High proportions of M. nitratireducenticrescens occurred in the biofilm cultures. H. nitrativorans strain NL23 was found in high proportion in the OB, but was absent in the biofilm cultures cultivated in the ASW medium at 2.75% NaCl. It was found however in low proportions in the biofilm cultures cultivated in the ASW medium at 0-1% NaCl and in the IO biofilm cultures. Denitrifying bacterial isolates affiliated to Marinobacter spp. and Paracoccus spp. were isolated. Up regulation of the denitrification genes of strains GP59 and NL23 occurred in the biofilm cultures compared to the planktonic pure cultures. Denitrifying bacteria affiliated to the Stappia spp. were metabolically active in the biofilm cultures.

CONCLUSIONS

These results illustrate the dynamics of the microbial community in the denitrifying biofilm cultures in adapting to different environmental conditions. The NaCl concentration is an important factor affecting the microbial community in the biofilm cultures.

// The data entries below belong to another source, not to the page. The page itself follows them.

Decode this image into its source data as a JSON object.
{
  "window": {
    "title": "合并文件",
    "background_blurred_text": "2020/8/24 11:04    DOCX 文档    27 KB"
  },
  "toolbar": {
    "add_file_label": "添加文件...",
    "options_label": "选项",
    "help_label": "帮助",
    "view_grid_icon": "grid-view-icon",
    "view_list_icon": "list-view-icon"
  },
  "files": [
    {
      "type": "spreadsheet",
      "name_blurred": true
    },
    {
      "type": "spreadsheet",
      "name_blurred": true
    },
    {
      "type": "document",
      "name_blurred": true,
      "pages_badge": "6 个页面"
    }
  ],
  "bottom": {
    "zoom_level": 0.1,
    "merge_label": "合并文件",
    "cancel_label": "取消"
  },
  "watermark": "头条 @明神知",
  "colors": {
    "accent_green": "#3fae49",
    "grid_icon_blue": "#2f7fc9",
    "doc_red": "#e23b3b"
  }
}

Up regulation of the denitrification genes of M. nitratireducenticrescens strain GP59 and H. nitrativorans strain NL23 in the biofilm cultures suggests different mechanisms of regulation of the denitrification pathway in the biofilm. Other denitrifying heterotrophic bacteria are present in low proportions, suggesting that the biofilm has the potential to adapt to heterotrophic, non-methylotrophic environments.